DVD Extras (highlights)
Commentary Tracks
I'll admit that I have trouble watching stories with the commentary running unless it's an old, familiar tale. It's hard for me to concentrate on two sets of dialog (the story's and the commentary) and the images all at the same time. Therefore, though the available tracks looked like fun, I didn't spend my mental energy on them this time around. Maybe in a few months, I'll indulge. For the record, the complete episodes have commentary from Anneke Wills, Frazer Hines, Edward Phillips (who played one of the scientists), and sound guy Brian Hodgson, moderated by Toby Hadoke. The reconstructed (animated) episodes apparently have "commentary" that includes interviews with writer Kit Pedler's daughters Lucy Pedler and Carol Topolski, producer Innes Lloyd (from the archives), assistant floor manager Lovett Bickford, and three Cybermen actors (Barry Noble, Derek Chaffer, and Reg Whitehead).

Lunar Landing
The primary source for this making-of was Anneke Wills, with healthy doses of Frazer Hines and Reg Whitehead thrown in for good measure. Main points of discussion included the pleasant surprise at the Cybermen's rapid return, difficulties with the Cybermen (and spacesuit) costumes, the origins of the unique Cyber-voices, Troughton's restrained performance, and Polly's role in the story. Plenty of interesting anecdotes make it worth a watch.

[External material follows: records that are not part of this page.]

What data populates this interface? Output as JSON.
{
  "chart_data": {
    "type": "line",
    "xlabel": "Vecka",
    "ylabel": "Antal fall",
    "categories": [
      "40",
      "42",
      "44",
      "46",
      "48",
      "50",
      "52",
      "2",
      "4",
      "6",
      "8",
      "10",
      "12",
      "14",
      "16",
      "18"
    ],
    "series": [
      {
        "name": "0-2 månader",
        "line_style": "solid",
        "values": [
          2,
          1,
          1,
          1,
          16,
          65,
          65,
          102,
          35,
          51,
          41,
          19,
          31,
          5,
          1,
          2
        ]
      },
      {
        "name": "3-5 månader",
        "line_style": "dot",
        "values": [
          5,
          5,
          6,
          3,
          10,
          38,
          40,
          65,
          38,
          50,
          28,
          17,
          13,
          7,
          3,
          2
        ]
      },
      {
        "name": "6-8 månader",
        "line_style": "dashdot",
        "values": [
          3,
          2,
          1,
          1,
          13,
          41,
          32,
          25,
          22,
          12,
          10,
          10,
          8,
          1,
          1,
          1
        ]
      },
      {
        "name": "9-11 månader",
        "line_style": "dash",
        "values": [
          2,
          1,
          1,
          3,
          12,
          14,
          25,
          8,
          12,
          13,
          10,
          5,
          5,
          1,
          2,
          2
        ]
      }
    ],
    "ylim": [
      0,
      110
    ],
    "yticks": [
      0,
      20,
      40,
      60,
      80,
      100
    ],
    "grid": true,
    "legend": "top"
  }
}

Science fiction in the 1960s had some pretty wild ideas that don't mesh well with the way science describes the workings of the universe fifty years down the pike. Such is the case here, where the premises are hit-or-miss in their quasi-accuracy. But the general sense of it all, and the—dare I say it again—atmosphere of the story make up for any anachronistic speculations. The Moonbase, therefore, holds up remarkably well, and with the addition of the reconstructions is well worth adding to your list, whether you plan to buy or simply watch at the first opportunity. It's yet another "win" for the Troughton era.